The new method adds only a slight overhead over the old one, and I confirmed there is ample headroom to hold 60 fps on the AYN Thor. In performance terms, it meets the new method’s goal of combining accuracy (color calculation just like the real hardware) with practical performance on Android (holding 60 fps).

Note: In normal play with the frame limit enabled, both methods sit at 60 fps, so there is no perceptible difference. This measurement removed the cap specifically to compare processing headroom.

Summary

This VDP2 rebuild is a major step toward bringing Yabasanshiro’s graphics closer to the real hardware.

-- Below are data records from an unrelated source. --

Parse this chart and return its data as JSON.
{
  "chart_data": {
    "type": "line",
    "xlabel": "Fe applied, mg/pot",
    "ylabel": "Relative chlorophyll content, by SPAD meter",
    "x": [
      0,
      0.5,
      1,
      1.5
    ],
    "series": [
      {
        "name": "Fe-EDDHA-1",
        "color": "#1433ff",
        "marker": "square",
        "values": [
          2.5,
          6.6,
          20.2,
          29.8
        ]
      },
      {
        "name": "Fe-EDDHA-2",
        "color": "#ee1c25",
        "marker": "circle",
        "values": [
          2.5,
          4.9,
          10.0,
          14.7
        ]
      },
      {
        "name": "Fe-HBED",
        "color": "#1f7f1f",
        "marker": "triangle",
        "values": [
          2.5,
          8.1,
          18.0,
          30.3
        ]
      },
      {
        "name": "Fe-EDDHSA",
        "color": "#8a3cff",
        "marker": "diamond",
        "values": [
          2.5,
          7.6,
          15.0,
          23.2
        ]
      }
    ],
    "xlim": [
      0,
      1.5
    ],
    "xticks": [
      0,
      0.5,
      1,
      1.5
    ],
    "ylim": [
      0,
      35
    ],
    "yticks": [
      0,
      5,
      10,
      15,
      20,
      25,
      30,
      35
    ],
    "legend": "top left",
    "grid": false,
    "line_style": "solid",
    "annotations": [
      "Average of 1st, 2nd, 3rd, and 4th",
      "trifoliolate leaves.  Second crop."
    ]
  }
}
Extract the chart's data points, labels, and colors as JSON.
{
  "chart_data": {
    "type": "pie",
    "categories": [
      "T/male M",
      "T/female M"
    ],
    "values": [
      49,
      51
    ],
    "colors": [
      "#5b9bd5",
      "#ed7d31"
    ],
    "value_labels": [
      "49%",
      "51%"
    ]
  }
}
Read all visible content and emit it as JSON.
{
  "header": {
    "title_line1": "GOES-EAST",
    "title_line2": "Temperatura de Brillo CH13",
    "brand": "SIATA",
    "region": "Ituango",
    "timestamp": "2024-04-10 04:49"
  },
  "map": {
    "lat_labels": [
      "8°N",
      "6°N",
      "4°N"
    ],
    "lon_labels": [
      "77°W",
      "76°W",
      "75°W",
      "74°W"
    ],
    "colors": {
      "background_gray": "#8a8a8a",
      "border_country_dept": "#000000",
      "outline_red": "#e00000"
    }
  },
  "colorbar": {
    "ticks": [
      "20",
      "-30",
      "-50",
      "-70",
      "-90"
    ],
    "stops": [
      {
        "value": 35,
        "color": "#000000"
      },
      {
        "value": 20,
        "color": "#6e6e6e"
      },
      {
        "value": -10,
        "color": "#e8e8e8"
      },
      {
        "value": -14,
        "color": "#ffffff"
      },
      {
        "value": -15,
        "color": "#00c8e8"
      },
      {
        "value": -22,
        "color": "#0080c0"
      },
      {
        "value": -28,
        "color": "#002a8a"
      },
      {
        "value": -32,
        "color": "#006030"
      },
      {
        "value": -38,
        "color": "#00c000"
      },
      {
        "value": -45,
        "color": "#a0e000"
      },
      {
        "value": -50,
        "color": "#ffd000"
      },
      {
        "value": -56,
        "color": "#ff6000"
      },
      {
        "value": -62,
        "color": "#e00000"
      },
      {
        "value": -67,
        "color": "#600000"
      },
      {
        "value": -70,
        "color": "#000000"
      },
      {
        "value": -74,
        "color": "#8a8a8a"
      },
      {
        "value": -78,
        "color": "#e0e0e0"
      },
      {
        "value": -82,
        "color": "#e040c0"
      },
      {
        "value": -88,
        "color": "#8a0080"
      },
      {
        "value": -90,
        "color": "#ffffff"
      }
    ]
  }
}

VDP2 and modern GPUs were, from the start, oriented in opposite directions. Where the GPU works in the “writing” direction, VDP2 works in the “read-and-composite” direction. On the mobile GPUs of 2013 it was hard to bridge that gap, and there was little choice but to rely on corrections.

Now, in 2026, with features like MRT and G-buffers available as a matter of course even on mobile, it has become possible to reproduce VDP2’s native “read-and-composite” processing per pixel, in the same order as the real hardware.

Yabasanshiro will keep harnessing modern GPU features as development continues, aiming for an environment where you can enjoy Sega Saturn games more beautifully and more accurately than ever.